SLAVE RELIGION

A distinctive version of Christianity also offered solace to slaves in the face of hardship and hope for liberation from bondage. Some blacks, free and slave, had taken part in the Great Awakening of the colonial era, and even more were swept into the South’s Baptist and Methodist churches during the religious revivals of the late eighteenth and early nineteenth centuries. As one preacher recalled of the great camp meeting that drew thousands of worshipers to Cane Ridge, Kentucky, in 1801, no distinctions were made “as to age, sex, color, or anything of a temporary nature; old and young, male and female, black and white, had equal privilege to minister the light which they received, in whatever way the Spirit directed.”

Virginian Luxuries. Originally painted on the back panel of a formal portrait, this image illustrates two “luxuries” of a Virginia slaveowner—the power to sexually abuse slave women and to whip slaves.

Even though the law prohibited slaves from gathering without a white person present, every plantation, it seemed, had its own black preacher. Usually the preacher was a “self-called” slave who possessed little or no formal education but whose rhetorical abilities and familiarity with the Bible made him one of the most respected members of the slave community. Especially in southern cities, slaves also worshiped in biracial congregations with white ministers, where they generally were required to sit in the back pews or in the balcony. Urban free blacks established their own churches, sometimes attended by slaves.

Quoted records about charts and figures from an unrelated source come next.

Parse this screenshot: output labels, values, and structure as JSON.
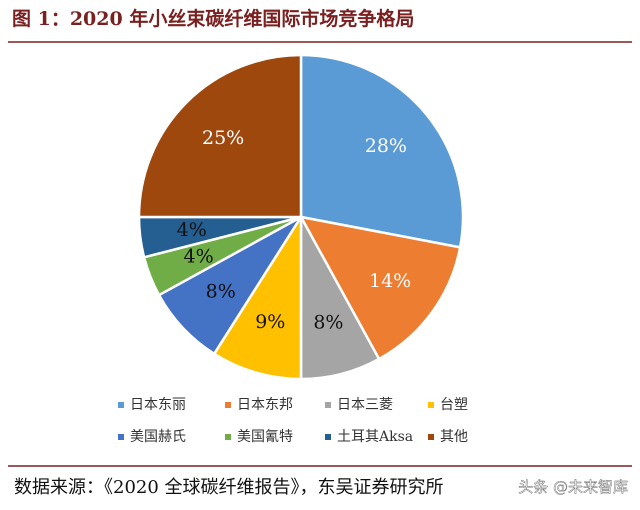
{
  "chart_data": {
    "type": "pie",
    "title": "图 1：2020 年小丝束碳纤维国际市场竞争格局",
    "categories": [
      "日本东丽",
      "日本东邦",
      "日本三菱",
      "台塑",
      "美国赫氏",
      "美国氰特",
      "土耳其Aksa",
      "其他"
    ],
    "values": [
      28,
      14,
      8,
      9,
      8,
      4,
      4,
      25
    ],
    "value_labels": [
      "28%",
      "14%",
      "8%",
      "9%",
      "8%",
      "4%",
      "4%",
      "25%"
    ],
    "colors": [
      "#5b9bd5",
      "#ed7d31",
      "#a5a5a5",
      "#ffc000",
      "#4472c4",
      "#70ad47",
      "#255e91",
      "#9e480e"
    ],
    "source": "数据来源：《2020 全球碳纤维报告》，东吴证券研究所",
    "watermark": "头条 @未来智库"
  }
}
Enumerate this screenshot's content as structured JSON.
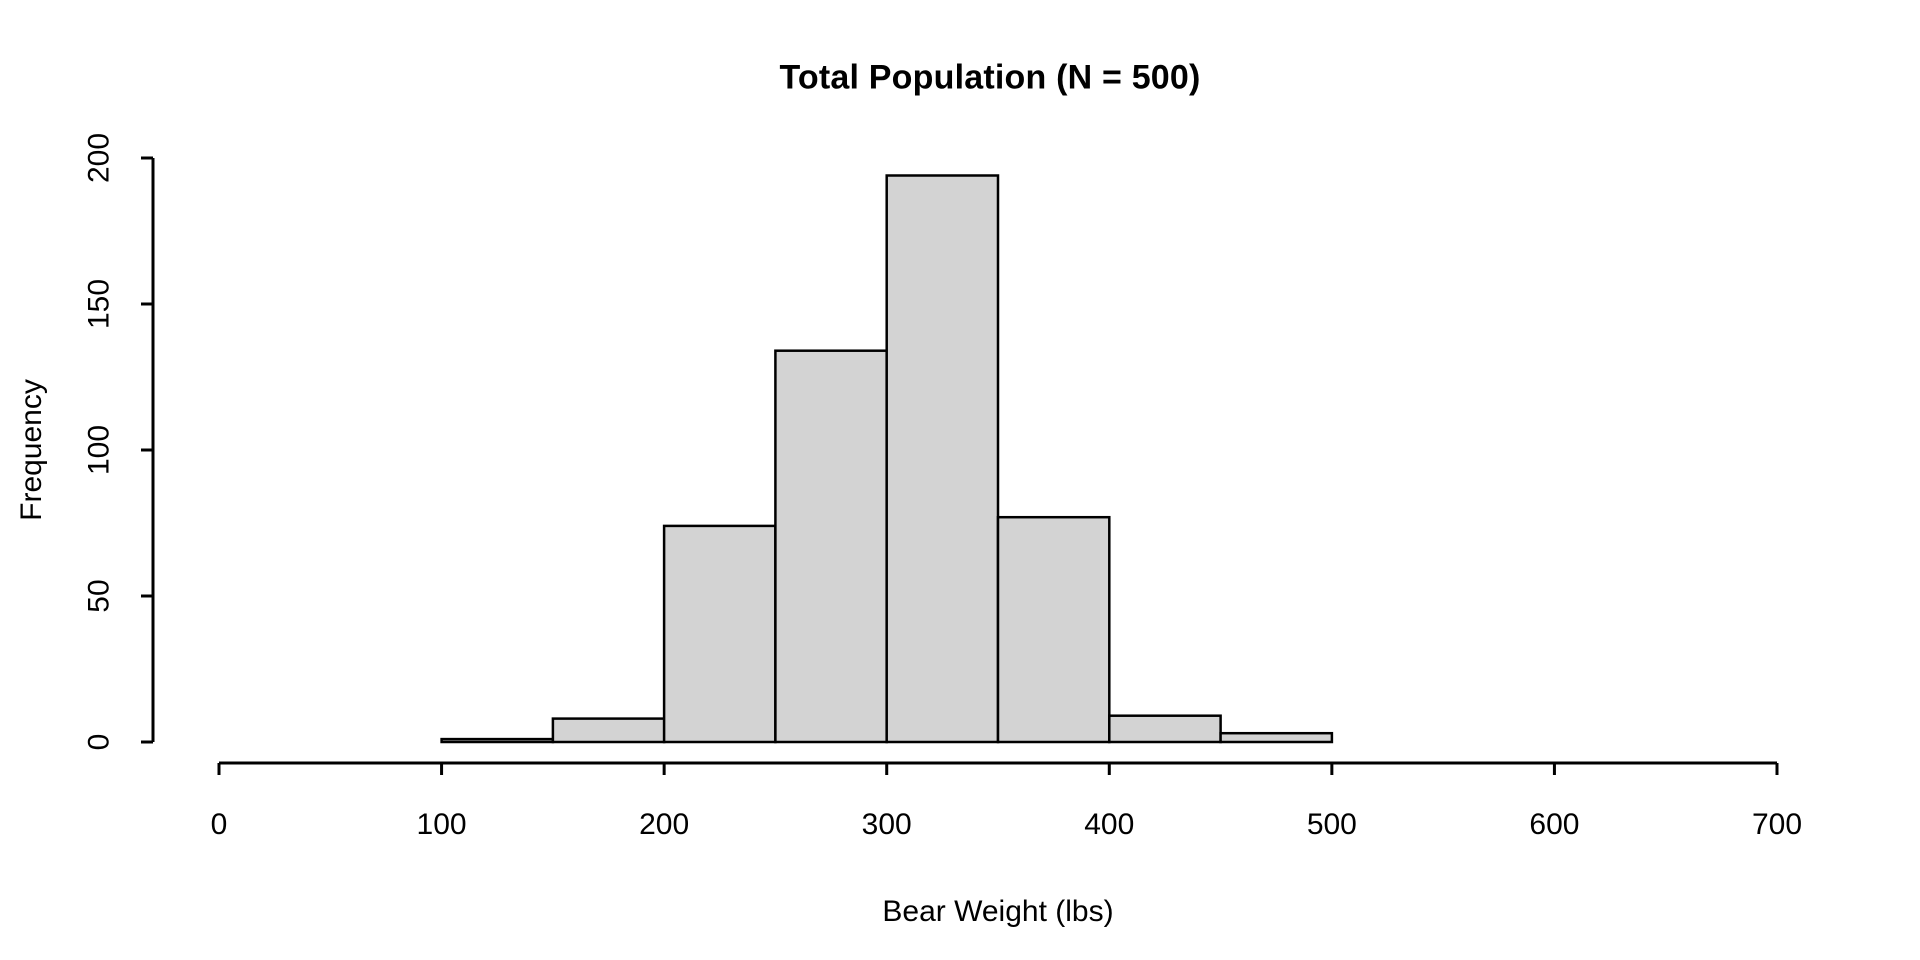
{
  "page": {
    "background": "#ffffff"
  },
  "chart_data": {
    "type": "bar",
    "subtype": "histogram",
    "title": "Total Population (N = 500)",
    "xlabel": "Bear Weight (lbs)",
    "ylabel": "Frequency",
    "bin_edges": [
      100,
      150,
      200,
      250,
      300,
      350,
      400,
      450,
      500
    ],
    "frequencies": [
      1,
      8,
      74,
      134,
      194,
      77,
      9,
      3
    ],
    "xticks": [
      0,
      100,
      200,
      300,
      400,
      500,
      600,
      700
    ],
    "yticks": [
      0,
      50,
      100,
      150,
      200
    ],
    "xlim": [
      0,
      700
    ],
    "ylim": [
      0,
      200
    ],
    "grid": false,
    "legend": null,
    "colors": {
      "bar_fill": "#D3D3D3",
      "bar_stroke": "#000000",
      "axis": "#000000",
      "text": "#000000"
    }
  }
}
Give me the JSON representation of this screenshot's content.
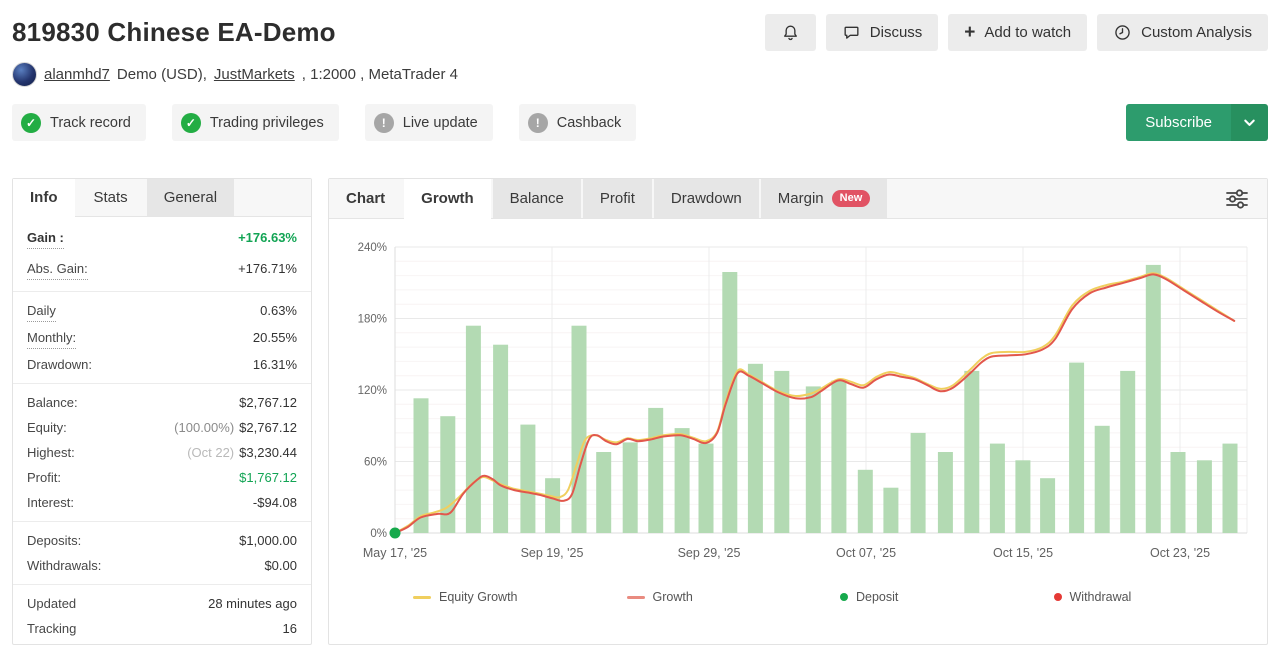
{
  "header": {
    "title": "819830 Chinese EA-Demo",
    "buttons": [
      {
        "icon": "bell",
        "label": ""
      },
      {
        "icon": "chat",
        "label": "Discuss"
      },
      {
        "icon": "plus",
        "label": "Add to watch"
      },
      {
        "icon": "clock",
        "label": "Custom Analysis"
      }
    ],
    "account": {
      "user": "alanmhd7",
      "details": "Demo (USD),",
      "broker": "JustMarkets",
      "details2": ", 1:2000 , MetaTrader 4"
    },
    "badges": [
      {
        "label": "Track record",
        "status": "ok"
      },
      {
        "label": "Trading privileges",
        "status": "ok"
      },
      {
        "label": "Live update",
        "status": "warn"
      },
      {
        "label": "Cashback",
        "status": "warn"
      }
    ],
    "subscribe": {
      "label": "Subscribe"
    }
  },
  "icons": {
    "plus": "+",
    "check": "✓",
    "exclamation": "!"
  },
  "colors": {
    "accent_green": "#2d9c6d",
    "positive": "#12a454",
    "check_badge": "#23ad44",
    "muted_badge": "#a6a6a6",
    "new_badge": "#e15364"
  },
  "left_panel": {
    "tabs": [
      {
        "label": "Info",
        "variant": "active"
      },
      {
        "label": "Stats",
        "variant": ""
      },
      {
        "label": "General",
        "variant": "shaded"
      }
    ],
    "groups": [
      {
        "rows": [
          {
            "label": "Gain :",
            "value": "+176.63%",
            "dotted": true,
            "bold": true,
            "value_color": "green",
            "value_bold": true,
            "tall": true
          },
          {
            "label": "Abs. Gain:",
            "value": "+176.71%",
            "dotted": true,
            "tall": true
          }
        ]
      },
      {
        "rows": [
          {
            "label": "Daily",
            "value": "0.63%",
            "dotted": true
          },
          {
            "label": "Monthly:",
            "value": "20.55%",
            "dotted": true
          },
          {
            "label": "Drawdown:",
            "value": "16.31%"
          }
        ]
      },
      {
        "rows": [
          {
            "label": "Balance:",
            "value": "$2,767.12"
          },
          {
            "label": "Equity:",
            "prefix": "(100.00%)",
            "value": "$2,767.12"
          },
          {
            "label": "Highest:",
            "prefix": "(Oct 22)",
            "prefix_light": true,
            "value": "$3,230.44"
          },
          {
            "label": "Profit:",
            "value": "$1,767.12",
            "value_color": "green"
          },
          {
            "label": "Interest:",
            "value": "-$94.08"
          }
        ]
      },
      {
        "rows": [
          {
            "label": "Deposits:",
            "value": "$1,000.00"
          },
          {
            "label": "Withdrawals:",
            "value": "$0.00"
          }
        ]
      },
      {
        "rows": [
          {
            "label": "Updated",
            "value": "28 minutes ago"
          },
          {
            "label": "Tracking",
            "value": "16"
          }
        ]
      }
    ]
  },
  "chart_panel": {
    "tabs": [
      {
        "label": "Chart",
        "variant": "label"
      },
      {
        "label": "Growth",
        "variant": "active"
      },
      {
        "label": "Balance",
        "variant": "shaded"
      },
      {
        "label": "Profit",
        "variant": "shaded"
      },
      {
        "label": "Drawdown",
        "variant": "shaded"
      },
      {
        "label": "Margin",
        "variant": "shaded",
        "badge": "New"
      }
    ]
  },
  "chart_data": {
    "type": "bar+line",
    "title": "Growth",
    "xlabel": "",
    "ylabel": "Growth %",
    "ylim": [
      0,
      240
    ],
    "grid": true,
    "legend_position": "bottom",
    "yticks": [
      {
        "value": 0,
        "label": "0%"
      },
      {
        "value": 60,
        "label": "60%"
      },
      {
        "value": 120,
        "label": "120%"
      },
      {
        "value": 180,
        "label": "180%"
      },
      {
        "value": 240,
        "label": "240%"
      }
    ],
    "minor_grid_step": 12,
    "xticks": [
      {
        "pos": 0,
        "label": "May 17, '25"
      },
      {
        "pos": 18.43,
        "label": "Sep 19, '25"
      },
      {
        "pos": 36.85,
        "label": "Sep 29, '25"
      },
      {
        "pos": 55.28,
        "label": "Oct 07, '25"
      },
      {
        "pos": 73.71,
        "label": "Oct 15, '25"
      },
      {
        "pos": 92.14,
        "label": "Oct 23, '25"
      }
    ],
    "bars": {
      "name": "Period gain",
      "color": "#b3dab3",
      "points": [
        [
          3.05,
          113
        ],
        [
          6.2,
          98
        ],
        [
          9.2,
          174
        ],
        [
          12.4,
          158
        ],
        [
          15.6,
          91
        ],
        [
          18.5,
          46
        ],
        [
          21.6,
          174
        ],
        [
          24.5,
          68
        ],
        [
          27.6,
          76
        ],
        [
          30.6,
          105
        ],
        [
          33.7,
          88
        ],
        [
          36.5,
          75
        ],
        [
          39.3,
          219
        ],
        [
          42.3,
          142
        ],
        [
          45.4,
          136
        ],
        [
          49.1,
          123
        ],
        [
          52.1,
          128
        ],
        [
          55.2,
          53
        ],
        [
          58.2,
          38
        ],
        [
          61.4,
          84
        ],
        [
          64.6,
          68
        ],
        [
          67.7,
          136
        ],
        [
          70.7,
          75
        ],
        [
          73.7,
          61
        ],
        [
          76.6,
          46
        ],
        [
          80.0,
          143
        ],
        [
          83.0,
          90
        ],
        [
          86.0,
          136
        ],
        [
          89.0,
          225
        ],
        [
          91.9,
          68
        ],
        [
          95.0,
          61
        ],
        [
          98.0,
          75
        ]
      ]
    },
    "series": [
      {
        "name": "Equity Growth",
        "color": "#f0cf5e",
        "points": [
          [
            0,
            0
          ],
          [
            1.5,
            6
          ],
          [
            3,
            14
          ],
          [
            4.5,
            17
          ],
          [
            6,
            21
          ],
          [
            7.5,
            30
          ],
          [
            9,
            41
          ],
          [
            10.3,
            47
          ],
          [
            11.5,
            44
          ],
          [
            12.4,
            41
          ],
          [
            14,
            37
          ],
          [
            15.6,
            35
          ],
          [
            17,
            33
          ],
          [
            18.3,
            31
          ],
          [
            19.3,
            30
          ],
          [
            20.3,
            36
          ],
          [
            21.3,
            57
          ],
          [
            22.3,
            78
          ],
          [
            23.5,
            82
          ],
          [
            24.8,
            78
          ],
          [
            26,
            76
          ],
          [
            27.3,
            79.5
          ],
          [
            28.5,
            78
          ],
          [
            30,
            79.5
          ],
          [
            31.5,
            82
          ],
          [
            33.5,
            83
          ],
          [
            35,
            80
          ],
          [
            36.5,
            77
          ],
          [
            37.8,
            85
          ],
          [
            38.8,
            110
          ],
          [
            40.2,
            136
          ],
          [
            41.5,
            133
          ],
          [
            43,
            127
          ],
          [
            45,
            119
          ],
          [
            47,
            115
          ],
          [
            48.8,
            117
          ],
          [
            50,
            121
          ],
          [
            52,
            129
          ],
          [
            53.5,
            127
          ],
          [
            55,
            124
          ],
          [
            56.5,
            131
          ],
          [
            58,
            135
          ],
          [
            59.5,
            133
          ],
          [
            61,
            130
          ],
          [
            62.5,
            125
          ],
          [
            64,
            121
          ],
          [
            65.5,
            124
          ],
          [
            67.5,
            137
          ],
          [
            68.8,
            146
          ],
          [
            70,
            151
          ],
          [
            72,
            152
          ],
          [
            74,
            152
          ],
          [
            76,
            156
          ],
          [
            77.5,
            166
          ],
          [
            79.5,
            191
          ],
          [
            81.5,
            203
          ],
          [
            83.5,
            208
          ],
          [
            85.5,
            211
          ],
          [
            87.5,
            215
          ],
          [
            89,
            218
          ],
          [
            90.5,
            214
          ],
          [
            92.5,
            205
          ],
          [
            94.5,
            196
          ],
          [
            96.5,
            187
          ],
          [
            98.5,
            178
          ]
        ]
      },
      {
        "name": "Growth",
        "color": "#e2574c",
        "points": [
          [
            0,
            0
          ],
          [
            1.5,
            5
          ],
          [
            3,
            13
          ],
          [
            5,
            16
          ],
          [
            6.5,
            17
          ],
          [
            8,
            33
          ],
          [
            9.7,
            45
          ],
          [
            10.5,
            48
          ],
          [
            11.5,
            45
          ],
          [
            12.4,
            40
          ],
          [
            14,
            36
          ],
          [
            15.6,
            34
          ],
          [
            17,
            32
          ],
          [
            18.5,
            29
          ],
          [
            19.8,
            27
          ],
          [
            20.8,
            33
          ],
          [
            21.8,
            58
          ],
          [
            22.8,
            79
          ],
          [
            23.7,
            82
          ],
          [
            24.8,
            77
          ],
          [
            26,
            74.5
          ],
          [
            27.3,
            79
          ],
          [
            28.5,
            77
          ],
          [
            30,
            78.5
          ],
          [
            31.5,
            81
          ],
          [
            33.5,
            82
          ],
          [
            35,
            79
          ],
          [
            36.5,
            75.5
          ],
          [
            37.8,
            84
          ],
          [
            38.8,
            108
          ],
          [
            40.2,
            134
          ],
          [
            41.5,
            132
          ],
          [
            43,
            126
          ],
          [
            45,
            118
          ],
          [
            47,
            113
          ],
          [
            48.8,
            114
          ],
          [
            50,
            119
          ],
          [
            52,
            128
          ],
          [
            53.5,
            125
          ],
          [
            55,
            122
          ],
          [
            56.5,
            129
          ],
          [
            58,
            133
          ],
          [
            59.5,
            131
          ],
          [
            61,
            129
          ],
          [
            62.5,
            124
          ],
          [
            64,
            119
          ],
          [
            65.5,
            122
          ],
          [
            67.5,
            134
          ],
          [
            68.8,
            143
          ],
          [
            70,
            148
          ],
          [
            72,
            149
          ],
          [
            74,
            150
          ],
          [
            76,
            154
          ],
          [
            77.5,
            163
          ],
          [
            79.5,
            188
          ],
          [
            81.5,
            201
          ],
          [
            83.5,
            206
          ],
          [
            85.5,
            210
          ],
          [
            87.5,
            214
          ],
          [
            89,
            217
          ],
          [
            90.5,
            213
          ],
          [
            92.5,
            204
          ],
          [
            94.5,
            195
          ],
          [
            96.5,
            186
          ],
          [
            98.5,
            178
          ]
        ]
      }
    ],
    "markers": [
      {
        "name": "Deposit",
        "color": "#16a94c",
        "pos": 0,
        "value": 0
      }
    ],
    "legend": [
      {
        "label": "Equity Growth",
        "swatch": "line",
        "color": "#f0cf5e"
      },
      {
        "label": "Growth",
        "swatch": "line",
        "color": "#e98b80"
      },
      {
        "label": "Deposit",
        "swatch": "dot",
        "color": "#16a94c"
      },
      {
        "label": "Withdrawal",
        "swatch": "dot",
        "color": "#e53935"
      }
    ]
  }
}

To masters, Christianity offered another means of social control. Many required slaves to attend services conducted by white ministers, who preached that theft was immoral and that the Bible required servants to obey their masters. One slave later recalled being told in a white minister’s sermon “how good God was in bringing us over to this country from dark and benighted Africa, and permitting us to listen to the sound of the gospel.” Several slaves walked out of the service during a sermon by Charles C. Jones stressing that God had commanded servants to obey their masters and that they should not try to run away. One man came up to Jones at the end and said, “the doctrine is one-sided.”